P., 3 ans et quelques, veut boire un peu d'eau après s'être brossé les dents.
Elle m'explique quelque chose de pas très clair mais dans lequel je saisis qu'il faut faire attention à l'eau, faut pas gaspiller, c'est pour l'écologie, la planète tout ça.
Je suis impressionnée et me dis que voilà, la toute jeune génération là, ils sont déjà sensibilisés à ces questions avant même leurs 4 ans. Ca va ravir
Goon je lui raconterai.

Application :
la donzelle soulève donc très légèrement le robinet et laisse couler un filet d'eau.
Elle se tient sur la pointe des pieds sur le marchepied en plastique, le menton sur le rebord du lavabo, les bras tendus, le verre rose au bout des doigts.
Nous attendons patiemment que le verre se remplisse.
A ras bord.
Puis elle en boit une gorgée et vide le reste.


Voui.
C'est ça.
Fallait faire les choses en petit quoi, y'avait de l'idée, c'est pas encore tout à fait ça mais il y a de l'idée.

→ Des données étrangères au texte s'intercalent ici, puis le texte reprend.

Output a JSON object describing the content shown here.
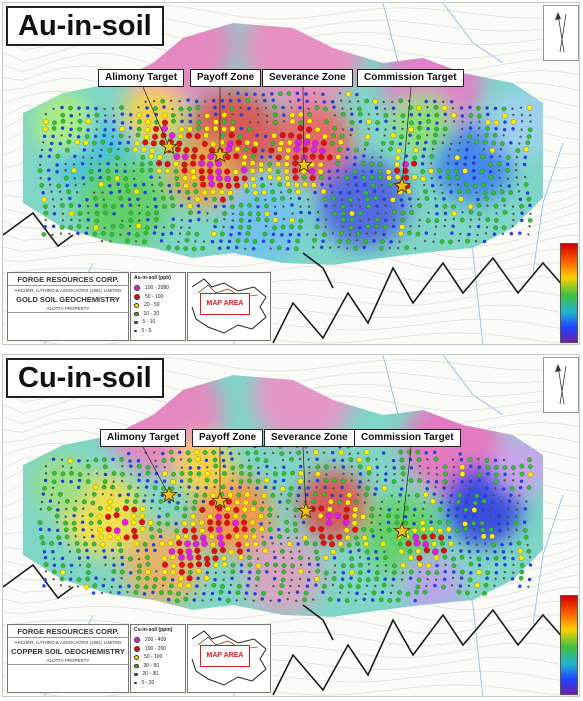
{
  "panels": [
    {
      "id": "au",
      "title": "Au-in-soil",
      "targets": [
        "Alimony Target",
        "Payoff Zone",
        "Severance Zone",
        "Commission Target"
      ],
      "title_block": {
        "company": "FORGE RESOURCES CORP.",
        "consultant": "ARCHER, CATHRO & ASSOCIATES (1981) LIMITED",
        "map_title": "GOLD SOIL GEOCHEMISTRY",
        "property": "ALOTTA PROPERTY"
      },
      "legend": {
        "title": "Au-in-soil (ppb)",
        "classes": [
          {
            "label": "100 - 2080",
            "color": "#e020e0"
          },
          {
            "label": "50 - 100",
            "color": "#e01010"
          },
          {
            "label": "20 - 50",
            "color": "#ffee00"
          },
          {
            "label": "10 - 20",
            "color": "#30c030"
          },
          {
            "label": "5 - 10",
            "color": "#2040ff"
          },
          {
            "label": "0 - 5",
            "color": "#555555"
          }
        ]
      },
      "inset_label": "MAP AREA"
    },
    {
      "id": "cu",
      "title": "Cu-in-soil",
      "targets": [
        "Alimony Target",
        "Payoff Zone",
        "Severance Zone",
        "Commission Target"
      ],
      "title_block": {
        "company": "FORGE RESOURCES CORP.",
        "consultant": "ARCHER, CATHRO & ASSOCIATES (1981) LIMITED",
        "map_title": "COPPER SOIL GEOCHEMISTRY",
        "property": "ALOTTA PROPERTY"
      },
      "legend": {
        "title": "Cu-in-soil (ppm)",
        "classes": [
          {
            "label": "200 - 409",
            "color": "#e020e0"
          },
          {
            "label": "100 - 200",
            "color": "#e01010"
          },
          {
            "label": "50 - 100",
            "color": "#ffee00"
          },
          {
            "label": "30 - 50",
            "color": "#30c030"
          },
          {
            "label": "20 - 30",
            "color": "#2040ff"
          },
          {
            "label": "0 - 20",
            "color": "#555555"
          }
        ]
      },
      "inset_label": "MAP AREA"
    }
  ],
  "colors": {
    "background": "#fbfbf8",
    "contour": "#cfcfcf",
    "creek": "#8cb4dc",
    "road": "#1a1a1a",
    "star_fill": "#f0c020",
    "star_stroke": "#5a3a00"
  }
}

Vendredi 17 septembre 2010 à 0:54

J'ai commencé plein de rangements dans ma chambre, acheté même pour les anciens cours d'ortho dont les piles n'avaient pas bougé depuis un an des classeurs et des pochettes, j'ai jeté des fascicules, des brochures, je tente de trier aussi des documents dans l'ordinateur, et puis je commence à taper dans d'autres choses.
Comme par exemple ce pot de vernis à ongles qui traîne sur une étagère. Vérifions. Sec, complètement pâteux, inutilisable.
Pfff vraiment, ça vaut rien, alors que je m'en suis servi la dernière fois il y a à peine euh, voyons euh, deux ans et demi quoi.
Pour la soirée du 31 décembre 2007, absolument, j'avais poussé la perfection jusqu'à me faire les ongles, rouge foncé, ça rendait très bien.
Comme ça m'arrive à peu près tous les trois ans, j'avais voulu faire durer cette petite touche colorée, quitte à repasser discrètement sur les écailles. Et je me souviens que cet effort de féminitude n'était pas passé inaperçu.

Au Paris-Carnet de
janvier 2008 déjà, ça l'avait tellement marqué que Palpatine en avait discrètement parlé dans son compte-rendu. Mais on sait bien qu'il a le souci du détail.

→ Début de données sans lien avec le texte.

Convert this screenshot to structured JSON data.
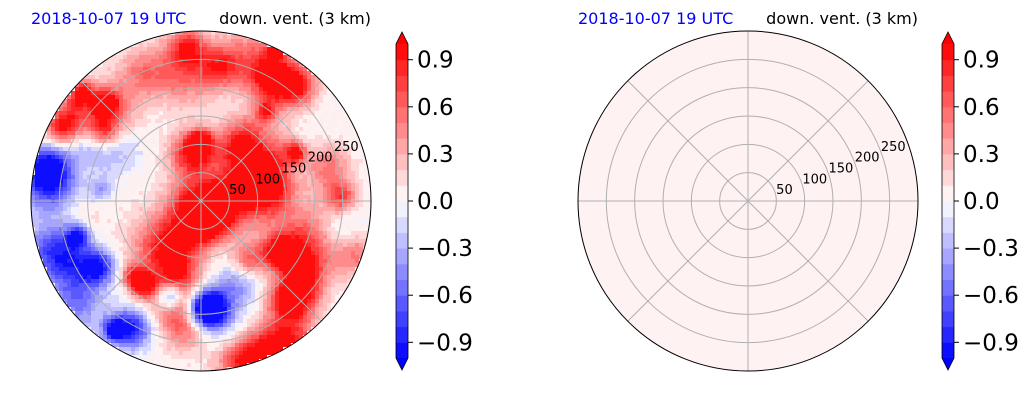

Quelques jours plus tard en baby-sitting, Augustin, huit mois, est à plat ventre en turbulette sur le tapis du salon. Il se soulève sur les bras et regarde avec intérêt la main que j'agite devant lui, ainsi font font font. Il tend le bras pour attraper ces doigts qui gigotent, les regarder de plus près, il s'arrête sur la couche rouge et lisse de l'ongle, en porte un à la bouche et tente de mordre dedans pour voir un peu.

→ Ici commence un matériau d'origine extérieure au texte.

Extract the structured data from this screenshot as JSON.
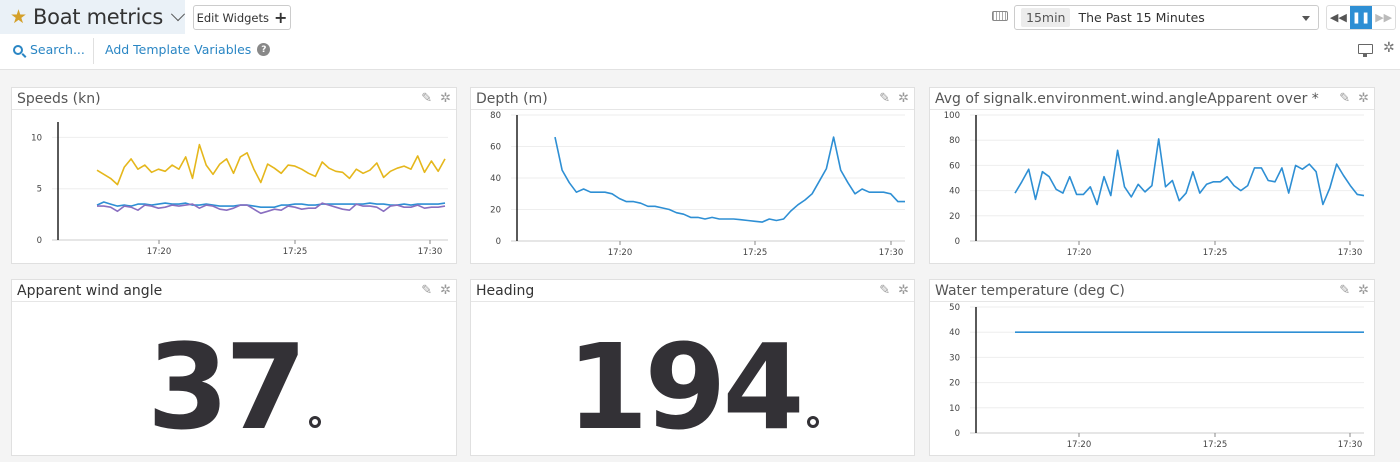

Un mardi matin de ce début janvier, dans le service de neuro-gériatrie où je suis en stage, je suis devant Mme D. Elle a 90 ans, une aphasie de Broca carabinée, elle ne peut donc rien dire, on essaye d'évaluer ce qu'elle peut comprendre, elle a une dissociation automatico-volontaire, une hémiplégie droite, elle n'a pas l'air très bien installée dans son fauteuil, elle a sûrement mal partout, la bouche sèche, et je dois absolument essayer de commencer à lui faire (re)produire des sons, première étape de mon boulot. Alors on compte, enfin je compte, j'ai la voix encourageante, je sens qu'elle veut bien s'appliquer mais qu'elle doute franchement du résultat, moi je veux y croire, je lui prends la main pour marteler les chiffres. Et alors je sens qu'elle détourne son regard de mon visage, elle retourne délicatement ma main, ouvre les doigts et dégage mes ongles qui étaient cachés dans sa paume, avec une ombre de sourire.

Lundi 13 septembre 2010 à 23:55

C'est la rentrée, c'est le jour de la rentrée, jeudi 2 septembre, 16h30, foule devant l'école. Les babysitters et les nounous arrivent de la crèche, avec la poussette, on entre dans la maternelle, en ressortant les grands du collège ont envahi le trottoir, premiers conseils de guerre à la sortie du premier jour. Les enfants du primaire passent la tête et se précipitent, nouveaux habits, nouveau cartable, marque des lunettes de soleil encore sur le nez. Beaucoup de parents sont là, se sont libérés quelques dizaines de minutes, quelques minutes parfois pour venir embrasser et demander et voir si ça s'est bien passé, double effectif donc autour de chaque enfant. Effervescence et foule, attente, sourires, espoirs, et les gens en costume et mallette qui sortent du métro et slaloment leur chemin.
On se dégage enfin et partons vers la maison. Les quatre mêmes. Les grandes ont des chemises neuves aux manches trop longues encore, qu'elles ont dû tenir à mettre aujourd'hui, il fait beau, on est encore en jupe comme en juin quand ça allait être la fin. Le dernier a grandi, il compte les marches de la crèche maintenant quand il les descend à pied (ce qui date de janvier dernier) : un, deux, trois, sept, douze, quatre...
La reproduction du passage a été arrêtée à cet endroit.